___

— Вот и думай — того и гляди война, а органы тебе докладывают — тут враги, и там враги. С документами, с признаниями, все как положено. А будет война — они все на ту сторону переметнутся, Троцкий — он до того нас ненавидел, что мог вместе с гитлеровцами в страну прийти… да и если бы просто советником у них стал — сильно хуже нам было бы. Немцы — они ведь агитационно проиграли сначала, агитация у них была топорная — Иван, сдавайся. Белые им помогли — ну так что с того белых ведь все ненавидели, мы когда офицерские погоны вводили, некоторые были против, думали, бунт будет. А если бы с немцами Троцкий был, а в Германии троцкистов полно было — сильно хуже нам пришлось бы. Ну и вот что ты будешь делать? Врага за спиной оставлять? Чтобы как в семнадцатом, посереди войны нам в спину ударили — революция и штыки в землю.

— А проверить? Была же прокуратура…

— Проверяли — согласился Молотов — реабилитировали, и это было. Маленков первым спохватился, провели несколько постановлений[12]. Только потом, когда уже поздно было. А тут… войну ждали в тридцать восьмом, может в тридцать девятом… времени на проверки то не было. Надо было страну готовить к плохому. К совсем плохому. Оппозиции мы допустить не могли, иначе как в семнадцатом было бы. Иосиф то что было тогда на всю жизнь запомнил и я тоже. Допустить такое… Думаешь, мы не понимали, что у рабочего, у крестьянина отбираем последнее — мы, советская власть!

Молотов вдруг страшно выматерился. Даже я вздрогнул

— Вам сейчас проще, вы вон какую махину отстроили. Атомная бомба есть. В магазинах товары всегда есть, люди квартиры, машины получают. А нам… Вот представь себе — нет товарных фондов. Потому что все средства бросаешь даже не на первую категорию, а на производство вооружений. На пушки, на танки, на укрепрайоны, на новые и новые корпуса. Потому что надо. А люди не понимают, что надо — и не поймут, пока война не начнется. И вот ты сидишь в кабинете и читаешь сводку. Там голод. Тут нехватка товаров, рабочие выходить отказались, с трудом директор и секретарь парткома справились. А там в открытую говорят — власть не наша, не народная, при царе лучше было. А ты, большевик — сидишь и думаешь…

___

— Когда кампанию какую-то проводишь, то проводишь ее всегда до конца, до достижения результата. Иначе ты не руководитель, а хвост собачий. Вот мы и проводили… Иосиф на органы Ежова поставил — скромный парень, вроде, наш, из рабочих, к чекистам никакого отношения никогда не имел. Если сам не остановит, когда надо — так хоть доложит. А он… с. а, мразь.

___

— Я потом уже, много лет спустя кое-что понял. Когда сидишь на даче, когда телефон не звонит все время и ехать никуда не надо. Где проще всего скрыться врагам? В органах. Чтобы тебя не обвинили, обвиняй сам и как можно больше. Вот они и проникли. В органы, прежде всего. А те кто не проник в органы — они даже перед судом нам вредили, называли честных людей, топили их, клеветали на них — мы умрем, но и они умрут. И вот попробуй — не поверь. Да и мы… во время войны то солдатского, то крестьянского мятежа ждали. Иосиф после войны уже сказал — многие пострадали безвинно. Да что толку.

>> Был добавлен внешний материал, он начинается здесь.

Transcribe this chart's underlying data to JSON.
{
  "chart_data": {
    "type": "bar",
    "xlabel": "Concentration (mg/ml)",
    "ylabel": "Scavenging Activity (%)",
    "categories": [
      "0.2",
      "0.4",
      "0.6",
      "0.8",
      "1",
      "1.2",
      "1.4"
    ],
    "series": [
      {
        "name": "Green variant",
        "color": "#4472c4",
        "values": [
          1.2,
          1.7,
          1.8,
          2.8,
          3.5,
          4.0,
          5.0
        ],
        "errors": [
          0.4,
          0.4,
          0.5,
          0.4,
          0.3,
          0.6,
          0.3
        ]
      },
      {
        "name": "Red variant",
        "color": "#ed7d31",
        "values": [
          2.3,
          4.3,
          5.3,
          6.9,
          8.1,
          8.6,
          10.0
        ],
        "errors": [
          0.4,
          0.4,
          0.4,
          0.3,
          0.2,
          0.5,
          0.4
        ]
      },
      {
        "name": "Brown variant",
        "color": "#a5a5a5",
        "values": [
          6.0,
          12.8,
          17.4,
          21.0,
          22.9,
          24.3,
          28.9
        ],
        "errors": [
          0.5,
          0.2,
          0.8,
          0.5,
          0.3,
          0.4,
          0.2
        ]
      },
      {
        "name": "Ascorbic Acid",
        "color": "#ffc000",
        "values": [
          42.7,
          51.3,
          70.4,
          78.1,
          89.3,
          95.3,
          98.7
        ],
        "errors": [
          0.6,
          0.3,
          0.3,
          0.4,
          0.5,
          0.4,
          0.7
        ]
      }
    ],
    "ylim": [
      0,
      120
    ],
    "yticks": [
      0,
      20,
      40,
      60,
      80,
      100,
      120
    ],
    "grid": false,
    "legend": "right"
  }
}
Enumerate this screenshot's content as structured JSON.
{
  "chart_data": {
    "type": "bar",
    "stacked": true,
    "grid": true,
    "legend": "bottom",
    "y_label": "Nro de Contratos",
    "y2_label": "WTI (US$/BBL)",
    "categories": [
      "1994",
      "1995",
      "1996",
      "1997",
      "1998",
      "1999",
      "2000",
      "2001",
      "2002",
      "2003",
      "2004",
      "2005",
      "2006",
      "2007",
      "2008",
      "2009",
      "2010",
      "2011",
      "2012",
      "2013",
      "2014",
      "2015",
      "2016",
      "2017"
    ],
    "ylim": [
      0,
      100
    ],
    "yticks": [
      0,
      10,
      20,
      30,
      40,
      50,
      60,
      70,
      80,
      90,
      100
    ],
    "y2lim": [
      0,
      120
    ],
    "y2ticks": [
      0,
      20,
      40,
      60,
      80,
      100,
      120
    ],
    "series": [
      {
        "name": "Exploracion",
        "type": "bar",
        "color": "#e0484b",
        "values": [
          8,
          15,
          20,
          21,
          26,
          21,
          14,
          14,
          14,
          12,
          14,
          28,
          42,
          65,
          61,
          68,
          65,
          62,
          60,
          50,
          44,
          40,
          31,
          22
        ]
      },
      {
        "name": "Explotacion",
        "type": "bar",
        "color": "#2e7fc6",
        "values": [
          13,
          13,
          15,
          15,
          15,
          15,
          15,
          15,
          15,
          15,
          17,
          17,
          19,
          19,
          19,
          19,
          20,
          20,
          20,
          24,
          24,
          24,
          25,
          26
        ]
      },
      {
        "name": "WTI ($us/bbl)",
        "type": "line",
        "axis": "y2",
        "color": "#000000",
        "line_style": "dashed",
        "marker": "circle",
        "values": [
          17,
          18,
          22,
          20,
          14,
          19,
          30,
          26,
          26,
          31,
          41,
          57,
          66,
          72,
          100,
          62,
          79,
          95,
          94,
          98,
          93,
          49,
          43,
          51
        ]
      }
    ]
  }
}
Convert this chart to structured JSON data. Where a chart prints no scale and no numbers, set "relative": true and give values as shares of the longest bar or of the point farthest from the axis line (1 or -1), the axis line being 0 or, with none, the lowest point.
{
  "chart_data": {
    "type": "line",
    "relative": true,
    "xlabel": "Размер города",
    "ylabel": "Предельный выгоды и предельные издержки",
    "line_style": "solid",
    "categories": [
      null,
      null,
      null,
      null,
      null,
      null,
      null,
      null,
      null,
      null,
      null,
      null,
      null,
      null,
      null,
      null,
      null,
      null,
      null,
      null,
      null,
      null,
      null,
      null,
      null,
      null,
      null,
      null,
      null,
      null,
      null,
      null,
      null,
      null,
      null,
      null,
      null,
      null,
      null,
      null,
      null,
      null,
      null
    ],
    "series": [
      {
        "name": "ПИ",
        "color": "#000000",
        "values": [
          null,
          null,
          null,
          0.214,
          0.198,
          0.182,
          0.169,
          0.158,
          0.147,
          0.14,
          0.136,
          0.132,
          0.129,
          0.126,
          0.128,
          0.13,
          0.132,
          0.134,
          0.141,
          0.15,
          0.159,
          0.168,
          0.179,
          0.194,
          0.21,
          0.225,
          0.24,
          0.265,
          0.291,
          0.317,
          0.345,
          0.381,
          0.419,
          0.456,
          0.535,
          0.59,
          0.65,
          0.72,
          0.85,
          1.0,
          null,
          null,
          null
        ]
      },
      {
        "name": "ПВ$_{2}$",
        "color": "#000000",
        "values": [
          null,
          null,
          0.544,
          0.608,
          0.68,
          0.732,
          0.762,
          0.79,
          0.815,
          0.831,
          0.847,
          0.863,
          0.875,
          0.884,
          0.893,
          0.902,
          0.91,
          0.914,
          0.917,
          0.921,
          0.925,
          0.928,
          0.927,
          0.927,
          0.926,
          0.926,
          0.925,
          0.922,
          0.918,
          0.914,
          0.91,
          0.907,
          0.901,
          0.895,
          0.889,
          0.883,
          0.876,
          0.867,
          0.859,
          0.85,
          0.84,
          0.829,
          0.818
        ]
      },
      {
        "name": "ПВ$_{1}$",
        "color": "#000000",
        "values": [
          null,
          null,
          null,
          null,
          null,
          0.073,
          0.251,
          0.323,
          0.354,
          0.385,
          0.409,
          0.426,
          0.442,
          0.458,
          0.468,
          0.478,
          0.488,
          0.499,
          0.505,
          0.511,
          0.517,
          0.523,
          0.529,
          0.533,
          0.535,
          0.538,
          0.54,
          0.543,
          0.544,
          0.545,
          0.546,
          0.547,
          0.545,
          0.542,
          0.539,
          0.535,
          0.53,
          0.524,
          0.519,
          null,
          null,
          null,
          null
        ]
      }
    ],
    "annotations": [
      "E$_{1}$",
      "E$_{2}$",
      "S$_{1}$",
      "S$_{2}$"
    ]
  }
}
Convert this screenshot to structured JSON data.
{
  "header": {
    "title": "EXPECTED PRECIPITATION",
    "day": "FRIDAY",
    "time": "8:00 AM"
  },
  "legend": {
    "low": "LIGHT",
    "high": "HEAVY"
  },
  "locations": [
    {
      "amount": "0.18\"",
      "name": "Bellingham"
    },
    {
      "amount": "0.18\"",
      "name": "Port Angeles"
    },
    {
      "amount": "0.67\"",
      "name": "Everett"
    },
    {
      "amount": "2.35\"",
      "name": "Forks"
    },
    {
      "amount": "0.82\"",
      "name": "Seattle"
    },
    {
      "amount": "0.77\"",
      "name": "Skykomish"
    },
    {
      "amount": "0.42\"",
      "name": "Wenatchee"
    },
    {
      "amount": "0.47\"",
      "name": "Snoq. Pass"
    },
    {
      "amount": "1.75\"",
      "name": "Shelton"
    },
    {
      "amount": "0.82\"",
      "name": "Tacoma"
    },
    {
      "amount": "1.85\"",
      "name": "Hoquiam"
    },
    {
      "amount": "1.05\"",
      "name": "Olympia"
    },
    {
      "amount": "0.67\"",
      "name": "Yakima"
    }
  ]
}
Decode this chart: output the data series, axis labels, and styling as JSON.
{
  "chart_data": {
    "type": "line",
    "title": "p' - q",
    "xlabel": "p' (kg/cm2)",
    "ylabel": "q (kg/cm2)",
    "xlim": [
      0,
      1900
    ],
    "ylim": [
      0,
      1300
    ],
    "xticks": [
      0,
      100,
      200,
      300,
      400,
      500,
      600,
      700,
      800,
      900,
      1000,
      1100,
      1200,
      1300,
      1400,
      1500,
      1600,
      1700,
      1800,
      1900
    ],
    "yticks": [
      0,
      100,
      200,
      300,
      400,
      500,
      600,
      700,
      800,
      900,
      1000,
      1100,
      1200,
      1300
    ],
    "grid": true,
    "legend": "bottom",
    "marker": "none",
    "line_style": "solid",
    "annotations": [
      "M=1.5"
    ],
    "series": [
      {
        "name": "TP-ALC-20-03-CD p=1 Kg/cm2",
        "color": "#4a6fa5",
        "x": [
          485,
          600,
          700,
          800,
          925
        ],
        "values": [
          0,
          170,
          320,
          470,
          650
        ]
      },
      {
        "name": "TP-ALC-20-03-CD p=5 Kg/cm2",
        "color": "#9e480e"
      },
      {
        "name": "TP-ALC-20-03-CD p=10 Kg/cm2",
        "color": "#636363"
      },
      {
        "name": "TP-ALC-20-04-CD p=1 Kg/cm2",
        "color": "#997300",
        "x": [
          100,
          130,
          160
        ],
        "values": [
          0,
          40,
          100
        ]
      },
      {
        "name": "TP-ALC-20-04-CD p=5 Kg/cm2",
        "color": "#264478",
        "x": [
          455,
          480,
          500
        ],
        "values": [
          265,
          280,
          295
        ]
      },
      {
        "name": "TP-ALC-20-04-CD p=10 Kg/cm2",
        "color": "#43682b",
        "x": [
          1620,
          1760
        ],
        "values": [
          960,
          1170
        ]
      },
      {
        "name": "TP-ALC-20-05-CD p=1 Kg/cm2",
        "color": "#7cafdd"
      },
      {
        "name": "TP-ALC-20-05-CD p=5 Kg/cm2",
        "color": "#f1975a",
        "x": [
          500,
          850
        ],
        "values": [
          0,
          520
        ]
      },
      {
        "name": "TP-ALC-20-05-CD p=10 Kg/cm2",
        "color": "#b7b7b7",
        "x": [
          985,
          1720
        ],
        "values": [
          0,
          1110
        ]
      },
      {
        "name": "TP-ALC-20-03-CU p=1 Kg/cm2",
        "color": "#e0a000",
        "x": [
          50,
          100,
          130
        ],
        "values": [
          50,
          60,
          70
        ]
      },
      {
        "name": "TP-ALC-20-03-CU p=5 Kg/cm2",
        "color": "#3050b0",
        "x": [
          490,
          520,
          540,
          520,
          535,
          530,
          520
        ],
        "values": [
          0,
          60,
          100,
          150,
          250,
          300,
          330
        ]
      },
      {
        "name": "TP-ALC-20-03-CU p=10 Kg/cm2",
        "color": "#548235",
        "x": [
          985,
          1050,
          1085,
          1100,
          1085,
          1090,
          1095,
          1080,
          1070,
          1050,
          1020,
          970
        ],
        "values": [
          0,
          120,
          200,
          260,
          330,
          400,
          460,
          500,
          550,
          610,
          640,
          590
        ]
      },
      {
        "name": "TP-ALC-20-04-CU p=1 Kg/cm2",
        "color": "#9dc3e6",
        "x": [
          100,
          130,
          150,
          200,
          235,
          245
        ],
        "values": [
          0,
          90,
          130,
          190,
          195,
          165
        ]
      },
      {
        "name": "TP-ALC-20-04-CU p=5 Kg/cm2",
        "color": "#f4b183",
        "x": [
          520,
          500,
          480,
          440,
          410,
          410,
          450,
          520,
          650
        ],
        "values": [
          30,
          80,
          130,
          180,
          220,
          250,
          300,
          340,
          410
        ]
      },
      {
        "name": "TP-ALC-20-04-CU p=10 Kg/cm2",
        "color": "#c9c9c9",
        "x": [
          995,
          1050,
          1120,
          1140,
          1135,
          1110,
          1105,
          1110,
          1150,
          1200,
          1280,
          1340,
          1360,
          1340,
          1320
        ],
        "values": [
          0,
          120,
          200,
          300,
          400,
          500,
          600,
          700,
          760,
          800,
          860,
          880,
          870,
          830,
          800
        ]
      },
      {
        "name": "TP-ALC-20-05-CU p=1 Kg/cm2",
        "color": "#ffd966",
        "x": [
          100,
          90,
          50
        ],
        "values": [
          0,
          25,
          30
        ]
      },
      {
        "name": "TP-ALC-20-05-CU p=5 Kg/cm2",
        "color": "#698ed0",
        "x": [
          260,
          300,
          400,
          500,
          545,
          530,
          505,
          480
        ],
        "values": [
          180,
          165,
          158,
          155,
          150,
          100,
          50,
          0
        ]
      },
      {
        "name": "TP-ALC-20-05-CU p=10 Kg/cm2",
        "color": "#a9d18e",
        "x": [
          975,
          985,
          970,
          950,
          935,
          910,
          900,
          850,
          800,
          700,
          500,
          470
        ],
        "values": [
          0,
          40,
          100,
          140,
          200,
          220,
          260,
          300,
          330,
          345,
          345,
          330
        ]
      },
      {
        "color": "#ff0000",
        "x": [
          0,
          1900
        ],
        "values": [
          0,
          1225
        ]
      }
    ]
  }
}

Я молча сидел и думал. Человек, который когда-то был вторым человеком в государстве — он в принципе ничего не понимает о правах. Вот в принципе. Ноль. Он не понимает, не думает о ни, не принимает их в расчет, и я его не убедю… убежу, что строительство государства — нормального государства — начинается с системы прав и ограничений. Как в США — конституция и билль о правах. Которые прежде всего дают гарантии здесь живущим от произвола, и в том числе от произвола государственного. В СССР этих гарантий не было заложено по определению, а те, что были — были сняты всего лишь несколькими, узким составом принятыми решениями — например, снять хоть куцый, но все же какой-то надзор прокуратуры и вести дела хоть по несовершенному, но закону, и хоть в несовершенном — но суде. Потому что суд и закон и есть ограничители, которые придуманы не для хорошего — а от плохого. Проблема не в Ежове и не врагах в органах. Подонков хватает везде и всегда, в США полно молодых и амбициозных, готовых идти по головам, некоторые и перед расстрелом не остановятся. Но пока в США хоть как то но работают гарантии и сдержки, предоставленные законом и Конституцией — там тридцать седьмой по определению невозможен. Хотя люди, готовые там его повторить — уже есть. Все эти БЛМщики, пробужденные, антифа — это готовые хунвейбины. Или комбедовцы-раскулачники. Те, кто знает, как жить правильно, и если вы живете неправильно — считают что вам лучше умереть, чем жить, так как вы живете. Но они — там. А мы — здесь.

Здесь, б…

СССР изначально строился как государство для полномасштабного социального эксперимента, а не просто для жизни, и потому вмешательство государства в дела граждан изначально предусматривалось, а границы его не устанавливались, потому что считали, что это вмешательство — "для добра".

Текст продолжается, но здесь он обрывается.